D’après Bruno Lussato, la Désinformation est l’altération volontaire du processus de communication entre l’information originale et sa réception déformée, par la représentation, la projection qui en est faite dans notre psychisme. D’après Vladimir Volkoff, la Désinformation est plus cadrée : elle est une « Manipulation de l’Opinion Publique (sinon Intox) ; Par des Moyens détournés (sinon propagande), à des Fins Politiques externes ou internes (sinon pub).
L'information originale (événement, objet, création mentale, oeuvre d'art ou technique) c'est le territoire. La désinformation fausse le processus de communication - représentation. Elle rend la carte (représentation) distincte du territoire (réel). Lussato rejoint en partie Volkoff lorsqu’il explique que « La distorsion du message obéit à une logique, un but défini. Il n’y a donc pas de désinformation lors de pertes accidentelles ». Puis dans le constat selon lequel « Nous sommes les premiers désinformateurs-désinformés ». Le processus plus ou moins conscient d'altération des messages a été étudié par Festinger. (Théorie de la Dissonance cognitive). Ici, « la distorsion a pour but de réduire la dissonance entre des faits, des informations et un modèle implanté dans l’inconscient, qui peut être individuel, lié à des désirs et peurs, mais il obéit souvent à des schémas collectifs, des croyances, des "noeuds sémantiques" qui déforment notre perception, comme un aimant, un spectre magnétique. »

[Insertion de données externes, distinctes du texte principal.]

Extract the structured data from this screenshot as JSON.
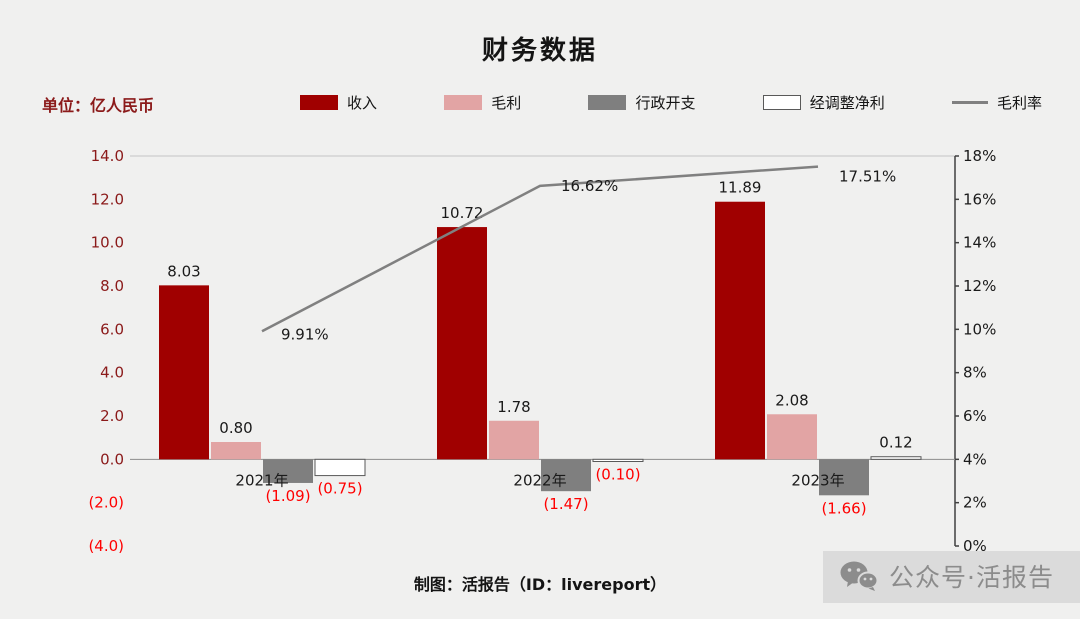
{
  "chart_data": {
    "type": "bar+line",
    "title": "财务数据",
    "unit_label": "单位：亿人民币",
    "footer": "制图：活报告（ID：livereport）",
    "watermark": "公众号·活报告",
    "categories": [
      "2021年",
      "2022年",
      "2023年"
    ],
    "colors": {
      "revenue": "#A00000",
      "gross_profit": "#E2A4A4",
      "admin_expense": "#7F7F7F",
      "adjusted_net_profit": "#FFFFFF",
      "margin_line": "#808080",
      "negative_label": "#FF0000",
      "left_axis_text": "#8B1A1A",
      "right_axis_text": "#1A1A1A",
      "label_text": "#1A1A1A",
      "background": "#F0F0EF"
    },
    "series": [
      {
        "name": "收入",
        "en": "revenue",
        "kind": "bar",
        "color": "#A00000",
        "values": [
          8.03,
          10.72,
          11.89
        ],
        "labels": [
          "8.03",
          "10.72",
          "11.89"
        ]
      },
      {
        "name": "毛利",
        "en": "gross-profit",
        "kind": "bar",
        "color": "#E2A4A4",
        "values": [
          0.8,
          1.78,
          2.08
        ],
        "labels": [
          "0.80",
          "1.78",
          "2.08"
        ]
      },
      {
        "name": "行政开支",
        "en": "admin-expense",
        "kind": "bar",
        "color": "#7F7F7F",
        "values": [
          -1.09,
          -1.47,
          -1.66
        ],
        "labels": [
          "(1.09)",
          "(1.47)",
          "(1.66)"
        ]
      },
      {
        "name": "经调整净利",
        "en": "adjusted-net-profit",
        "kind": "bar",
        "color": "#FFFFFF",
        "values": [
          -0.75,
          -0.1,
          0.12
        ],
        "labels": [
          "(0.75)",
          "(0.10)",
          "0.12"
        ]
      },
      {
        "name": "毛利率",
        "en": "gross-margin",
        "kind": "line",
        "axis": "right",
        "color": "#808080",
        "values": [
          9.91,
          16.62,
          17.51
        ],
        "labels": [
          "9.91%",
          "16.62%",
          "17.51%"
        ]
      }
    ],
    "left_axis": {
      "min": -4,
      "max": 14,
      "ticks": [
        "14.0",
        "12.0",
        "10.0",
        "8.0",
        "6.0",
        "4.0",
        "2.0",
        "0.0",
        "(2.0)",
        "(4.0)"
      ]
    },
    "right_axis": {
      "min": 0,
      "max": 18,
      "ticks": [
        "18%",
        "16%",
        "14%",
        "12%",
        "10%",
        "8%",
        "6%",
        "4%",
        "2%",
        "0%"
      ]
    }
  }
}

En conclusion, on peut dire et répéter que, de même qu’il n’y pas de culpabilisation sans culpabilisé, de dominants sans dominés, il n’y a pas de Manipulateurs ou de Manipulation sans Manipulés plus ou moins volontaires ou passifs ou en tout cas ayant pris goût et habitude au confort de la consommation informationnelle. Mais surtout, nos cartes mentales intériorisées et ancrées, nos représentations persistantes, les nœuds sémantiques qui régissent nos systèmes de représentations, sont les Premiers désinformateurs, le rouage essentiel sans lesquels les Manipulateurs ne pourraient pas agir. En fait, leur pouvoir est essentiellement dû à notre inclinaison à PERSISTER dans l’erreur dès lors que notre représentation apparaît contredite par un démenti de réalité.